Wir töten, um zu leben, nicht um dem Tier wehzutun", sagt seine Schwester Magdalena. Die Familie habe noch nie Fleisch bei einem Schlachter oder gar im Supermarkt gekauft. „Warum sollten wir? Hier wissen wir nicht nur, wo das Tier herkommt, sondern auch, was es sein ganzes Leben gefressen hat."

Genovart kennt zwei junge Männer in seinem Alter, die ebenfalls matances machen. Womöglich gehören sie zur letzten Generation, die das Handwerk in dieser Form ausübt. Sowohl Genovart als auch Martorell sehen keine große Zukunft für die Hausschlachtungen. „So wie die Welt gerade ist, werden sie es irgendwann verbieten", sagt der junge Mann.

Viele können und wollen sich keine matança mehr leisten

Der alte Schlachter hat nie einen Lehrling gehabt. „Das ist einfach nicht praktikabel. Bei den matances muss es zügig gehen. Da kann man nicht ewig erklären. Und man kann erst recht keinen Anfänger in einem fremden Haus das Schwein zerteilen lassen." Einmal habe er einen Anwärter gehabt. „Aber seine erste Frage war nach dem Gehalt, da habe ich ihn rausgeschmissen. Erst soll ich mit ihm Zeit verlieren und dann auch noch bezahlen? Es ist ja auch kein Job, von dem allein man irgendwann leben kann."

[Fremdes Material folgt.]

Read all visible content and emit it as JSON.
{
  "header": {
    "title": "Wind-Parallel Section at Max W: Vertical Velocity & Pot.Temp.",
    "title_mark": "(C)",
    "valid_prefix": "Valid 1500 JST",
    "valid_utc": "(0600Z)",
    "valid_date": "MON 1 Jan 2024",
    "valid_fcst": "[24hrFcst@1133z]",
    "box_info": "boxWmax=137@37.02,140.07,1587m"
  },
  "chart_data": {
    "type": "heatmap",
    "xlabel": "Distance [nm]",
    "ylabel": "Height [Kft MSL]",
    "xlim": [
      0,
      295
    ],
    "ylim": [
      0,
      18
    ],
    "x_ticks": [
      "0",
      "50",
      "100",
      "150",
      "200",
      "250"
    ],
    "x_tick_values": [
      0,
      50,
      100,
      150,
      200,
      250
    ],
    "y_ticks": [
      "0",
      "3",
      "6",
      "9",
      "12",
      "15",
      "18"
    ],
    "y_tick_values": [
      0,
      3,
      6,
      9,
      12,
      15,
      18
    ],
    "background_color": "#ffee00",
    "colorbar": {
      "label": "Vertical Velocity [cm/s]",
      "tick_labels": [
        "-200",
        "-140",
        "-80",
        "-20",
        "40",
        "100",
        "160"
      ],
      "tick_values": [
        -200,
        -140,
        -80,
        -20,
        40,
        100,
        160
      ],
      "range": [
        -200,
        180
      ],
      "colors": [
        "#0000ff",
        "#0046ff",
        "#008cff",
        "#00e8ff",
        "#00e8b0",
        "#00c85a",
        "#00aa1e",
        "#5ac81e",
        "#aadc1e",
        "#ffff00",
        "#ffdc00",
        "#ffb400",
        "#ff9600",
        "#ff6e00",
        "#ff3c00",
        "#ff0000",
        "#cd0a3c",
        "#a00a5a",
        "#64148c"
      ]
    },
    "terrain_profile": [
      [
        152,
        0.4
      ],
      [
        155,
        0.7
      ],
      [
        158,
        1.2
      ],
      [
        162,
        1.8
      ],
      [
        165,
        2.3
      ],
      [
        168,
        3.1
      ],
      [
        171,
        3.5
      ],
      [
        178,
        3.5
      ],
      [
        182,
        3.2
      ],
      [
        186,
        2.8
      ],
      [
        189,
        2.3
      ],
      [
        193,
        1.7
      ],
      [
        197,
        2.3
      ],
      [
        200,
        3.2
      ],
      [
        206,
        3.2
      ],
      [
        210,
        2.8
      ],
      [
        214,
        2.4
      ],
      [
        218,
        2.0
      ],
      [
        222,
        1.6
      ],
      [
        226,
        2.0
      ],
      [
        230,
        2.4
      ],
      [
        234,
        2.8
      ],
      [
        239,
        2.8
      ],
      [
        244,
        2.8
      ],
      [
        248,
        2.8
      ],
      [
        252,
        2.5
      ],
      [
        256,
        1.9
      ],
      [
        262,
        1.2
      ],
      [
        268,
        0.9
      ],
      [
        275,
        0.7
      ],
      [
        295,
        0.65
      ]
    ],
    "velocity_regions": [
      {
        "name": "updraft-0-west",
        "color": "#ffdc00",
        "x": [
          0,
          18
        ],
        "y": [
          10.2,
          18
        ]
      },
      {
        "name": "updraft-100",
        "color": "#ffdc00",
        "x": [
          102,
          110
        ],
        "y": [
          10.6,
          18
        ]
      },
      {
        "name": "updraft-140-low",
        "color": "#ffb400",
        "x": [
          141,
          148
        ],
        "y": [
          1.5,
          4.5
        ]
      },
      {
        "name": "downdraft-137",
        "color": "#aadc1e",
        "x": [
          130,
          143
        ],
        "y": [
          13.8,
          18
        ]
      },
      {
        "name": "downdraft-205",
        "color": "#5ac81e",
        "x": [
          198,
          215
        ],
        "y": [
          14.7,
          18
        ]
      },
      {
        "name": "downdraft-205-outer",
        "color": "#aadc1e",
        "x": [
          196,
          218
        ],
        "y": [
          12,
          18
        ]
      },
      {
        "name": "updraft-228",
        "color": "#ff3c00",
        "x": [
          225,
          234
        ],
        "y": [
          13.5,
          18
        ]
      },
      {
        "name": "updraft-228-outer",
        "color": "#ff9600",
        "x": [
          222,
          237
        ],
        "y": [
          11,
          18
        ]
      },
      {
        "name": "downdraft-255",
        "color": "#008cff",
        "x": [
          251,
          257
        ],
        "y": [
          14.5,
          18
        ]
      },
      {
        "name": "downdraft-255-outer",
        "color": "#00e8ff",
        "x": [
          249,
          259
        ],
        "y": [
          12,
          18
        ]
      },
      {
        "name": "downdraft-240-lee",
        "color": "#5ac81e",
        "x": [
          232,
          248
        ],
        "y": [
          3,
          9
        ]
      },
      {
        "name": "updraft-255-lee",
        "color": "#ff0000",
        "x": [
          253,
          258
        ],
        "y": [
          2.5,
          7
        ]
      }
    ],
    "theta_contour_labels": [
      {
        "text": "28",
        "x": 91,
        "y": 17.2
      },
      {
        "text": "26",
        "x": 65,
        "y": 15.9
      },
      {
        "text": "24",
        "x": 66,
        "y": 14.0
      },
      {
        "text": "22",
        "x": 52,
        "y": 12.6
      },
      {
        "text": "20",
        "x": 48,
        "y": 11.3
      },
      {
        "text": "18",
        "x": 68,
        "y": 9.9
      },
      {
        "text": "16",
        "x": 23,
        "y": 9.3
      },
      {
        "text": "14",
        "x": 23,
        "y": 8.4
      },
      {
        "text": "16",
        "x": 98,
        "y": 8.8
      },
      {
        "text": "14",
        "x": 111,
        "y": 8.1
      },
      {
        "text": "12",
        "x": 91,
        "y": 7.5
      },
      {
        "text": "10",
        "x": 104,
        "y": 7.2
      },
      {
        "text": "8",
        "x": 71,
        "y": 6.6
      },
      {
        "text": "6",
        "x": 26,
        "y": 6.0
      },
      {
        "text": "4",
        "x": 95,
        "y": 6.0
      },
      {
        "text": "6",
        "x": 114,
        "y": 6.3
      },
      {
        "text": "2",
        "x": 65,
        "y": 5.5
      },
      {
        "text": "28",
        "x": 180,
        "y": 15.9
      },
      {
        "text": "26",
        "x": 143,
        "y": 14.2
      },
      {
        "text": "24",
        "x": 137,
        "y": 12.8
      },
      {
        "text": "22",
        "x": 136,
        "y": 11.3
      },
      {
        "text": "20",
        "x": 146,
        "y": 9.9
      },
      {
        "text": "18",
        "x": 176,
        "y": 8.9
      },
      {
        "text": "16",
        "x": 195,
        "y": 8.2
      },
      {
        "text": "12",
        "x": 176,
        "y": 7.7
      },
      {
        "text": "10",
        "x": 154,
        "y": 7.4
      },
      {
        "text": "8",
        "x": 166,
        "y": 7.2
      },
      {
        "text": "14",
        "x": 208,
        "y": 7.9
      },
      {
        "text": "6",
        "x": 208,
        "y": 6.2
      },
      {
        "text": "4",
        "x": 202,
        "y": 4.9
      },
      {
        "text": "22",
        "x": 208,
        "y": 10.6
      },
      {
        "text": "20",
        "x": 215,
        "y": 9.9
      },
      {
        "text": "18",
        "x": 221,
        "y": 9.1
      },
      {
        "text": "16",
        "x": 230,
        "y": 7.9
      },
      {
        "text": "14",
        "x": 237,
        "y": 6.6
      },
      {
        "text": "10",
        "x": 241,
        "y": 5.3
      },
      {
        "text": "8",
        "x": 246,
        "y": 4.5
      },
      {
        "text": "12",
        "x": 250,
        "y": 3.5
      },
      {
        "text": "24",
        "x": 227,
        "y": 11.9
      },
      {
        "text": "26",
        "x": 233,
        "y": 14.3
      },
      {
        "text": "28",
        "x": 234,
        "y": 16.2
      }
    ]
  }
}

Zudem gelte es eines zu bedenken, sagt Martorell. „Eine matança ist teuer. Nicht nur das Tier und der Schlachter kosten Geld. Man muss auch die ganze Ausrüstung haben, um die Wurst herzustellen. Viele können und wollen sich das nicht leisten." Leiden die Tiere bei der durchgetakteten Tötung in den großen Schlachthöfen der Lebensmittel­industrie weniger? Das ist eine Frage, die matancers immer wieder beantworten müssen. „Ich glaube, es macht keinen Unterschied. Ein Tier, das getötet wird, wird immer leiden", sagt Martorell. „Das Leiden liegt in der Natur der Sache."